Aljaz Bedene still paying price for Davis Cup row with poor form
Last Updated: 22/05/16 11:31pm
Aljaz Bedene says his struggles on court this season, and some physical ills, are all down to his failed bid to become qualified for Great Britain's Davis Cup team.
The British No 2 fell foul of a rule brought in at the start of 2015 barring players from competing for two different countries.
Because he had already played three dead rubbers for his native Slovenia, Bedene is currently unable to play for Britain, where he has lived since 2008, in either Davis Cup or the Olympics.
The 26-year-old has struggled this season, winning just six of his 17 tour-level matches, and he cites the stress of his off-court battle as a major factor ahead of his clash with Gerald Melzer in the first round of the French Open.
Bedene has twice had to retire from matches in 2016, and he said: "It was just a mental thing.
"All the disappointment, I felt it not only in my wrist but everywhere. It wasn't easy. When you can't sleep, when you're worried about something as important as this, everything comes to the body, especially with me.
"Even in Miami, I had to retire. I don't like to retire, but it was difficult. I'm okay now. I've done a lot of work on the court, which I think is important.
"Confidence is the issue now and it has a lot to do with this thing. I think I will be confident in a few weeks because I am playing well."
The Miami Open was the first tournament Bedene played after learning his latest appeal had been unsuccessful.

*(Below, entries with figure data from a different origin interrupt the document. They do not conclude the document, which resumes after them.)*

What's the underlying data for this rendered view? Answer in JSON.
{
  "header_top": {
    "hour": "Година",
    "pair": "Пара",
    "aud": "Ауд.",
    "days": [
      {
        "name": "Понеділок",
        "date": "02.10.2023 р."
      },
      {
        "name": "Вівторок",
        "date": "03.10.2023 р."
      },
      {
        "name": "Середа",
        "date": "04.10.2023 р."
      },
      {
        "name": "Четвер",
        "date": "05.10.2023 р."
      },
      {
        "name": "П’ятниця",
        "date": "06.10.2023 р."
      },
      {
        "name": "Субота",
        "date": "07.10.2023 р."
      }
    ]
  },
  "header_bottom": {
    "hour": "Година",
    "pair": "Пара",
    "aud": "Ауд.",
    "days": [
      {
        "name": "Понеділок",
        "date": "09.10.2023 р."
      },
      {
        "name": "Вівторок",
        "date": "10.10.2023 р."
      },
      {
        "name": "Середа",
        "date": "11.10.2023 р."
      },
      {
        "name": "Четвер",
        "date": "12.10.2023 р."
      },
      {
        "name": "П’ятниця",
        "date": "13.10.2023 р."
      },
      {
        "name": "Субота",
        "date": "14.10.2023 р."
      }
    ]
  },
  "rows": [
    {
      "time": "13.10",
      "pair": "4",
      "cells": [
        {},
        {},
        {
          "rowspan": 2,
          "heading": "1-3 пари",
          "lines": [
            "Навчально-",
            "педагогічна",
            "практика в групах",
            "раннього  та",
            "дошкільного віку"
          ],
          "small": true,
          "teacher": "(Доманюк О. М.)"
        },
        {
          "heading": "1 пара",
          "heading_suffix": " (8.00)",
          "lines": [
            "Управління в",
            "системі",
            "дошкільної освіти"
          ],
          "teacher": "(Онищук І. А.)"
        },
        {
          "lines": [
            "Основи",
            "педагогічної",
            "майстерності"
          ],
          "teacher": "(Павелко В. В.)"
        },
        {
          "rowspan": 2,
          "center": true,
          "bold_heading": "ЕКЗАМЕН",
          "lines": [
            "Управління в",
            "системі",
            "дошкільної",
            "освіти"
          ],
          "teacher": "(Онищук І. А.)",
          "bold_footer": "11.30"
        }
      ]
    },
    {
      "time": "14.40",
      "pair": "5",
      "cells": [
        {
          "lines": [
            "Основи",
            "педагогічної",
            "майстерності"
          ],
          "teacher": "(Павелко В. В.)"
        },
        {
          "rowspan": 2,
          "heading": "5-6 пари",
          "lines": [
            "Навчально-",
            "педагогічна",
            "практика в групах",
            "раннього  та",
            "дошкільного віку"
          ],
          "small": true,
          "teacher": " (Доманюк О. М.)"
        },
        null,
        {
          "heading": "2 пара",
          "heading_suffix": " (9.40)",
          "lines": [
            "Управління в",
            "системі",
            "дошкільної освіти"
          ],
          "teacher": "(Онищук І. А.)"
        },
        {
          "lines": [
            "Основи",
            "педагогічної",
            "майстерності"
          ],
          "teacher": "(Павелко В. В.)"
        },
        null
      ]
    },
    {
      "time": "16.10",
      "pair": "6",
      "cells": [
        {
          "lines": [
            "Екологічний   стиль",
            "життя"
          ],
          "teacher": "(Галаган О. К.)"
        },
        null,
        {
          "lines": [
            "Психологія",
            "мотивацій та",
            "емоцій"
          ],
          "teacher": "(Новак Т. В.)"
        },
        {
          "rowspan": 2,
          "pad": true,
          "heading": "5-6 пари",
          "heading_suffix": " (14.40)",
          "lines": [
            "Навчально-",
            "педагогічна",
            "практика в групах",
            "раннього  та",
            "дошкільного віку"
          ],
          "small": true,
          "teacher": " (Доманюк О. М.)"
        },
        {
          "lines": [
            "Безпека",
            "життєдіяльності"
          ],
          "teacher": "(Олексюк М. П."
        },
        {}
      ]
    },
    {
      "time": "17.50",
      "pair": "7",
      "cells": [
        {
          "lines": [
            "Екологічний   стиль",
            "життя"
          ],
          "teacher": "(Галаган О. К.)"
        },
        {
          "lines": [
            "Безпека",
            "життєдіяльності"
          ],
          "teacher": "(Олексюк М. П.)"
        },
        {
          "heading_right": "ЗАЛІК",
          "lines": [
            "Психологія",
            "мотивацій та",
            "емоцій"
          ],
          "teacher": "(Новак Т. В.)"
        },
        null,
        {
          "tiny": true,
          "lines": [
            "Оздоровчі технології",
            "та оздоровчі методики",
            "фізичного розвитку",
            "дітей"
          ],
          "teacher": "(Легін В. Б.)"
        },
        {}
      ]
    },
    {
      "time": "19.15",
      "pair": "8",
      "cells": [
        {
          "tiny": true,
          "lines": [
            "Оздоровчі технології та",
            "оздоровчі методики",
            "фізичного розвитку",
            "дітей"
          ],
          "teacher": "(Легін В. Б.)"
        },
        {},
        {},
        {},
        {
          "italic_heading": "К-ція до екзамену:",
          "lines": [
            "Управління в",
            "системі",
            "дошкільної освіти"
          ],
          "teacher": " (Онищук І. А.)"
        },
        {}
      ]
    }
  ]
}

He had to get up in the middle of the night to state his case over Skype to the International Tennis Federation board, hours before he was due to play in the final of a tournament in the United States. He lost 6-1 6-1.
The Lawn Tennis Association has supported Bedene throughout the process and lawyer Stephen Farrow is currently investigating whether any other avenue offers a realistic prospect of success.
Bedene's case centres on the fact he was already applying for his British passport when the rule change was announced and was unable to speed the process up. Appealing to the Court of Arbitration for Sport would be an option, but it is an expensive one.
Bedene said: "I'm still hoping it will go through. I'm quite nervous about whether this is the end or not.
"I got a text last week from Stephen Farrow. He said it's quite difficult, but he'll get me the news either this week or next week. He is still hopeful something can be done.
"He has been really helpful. Without him, it would be tough. The LTA and himself are doing a great job. If someone can do something about it, I think it's him."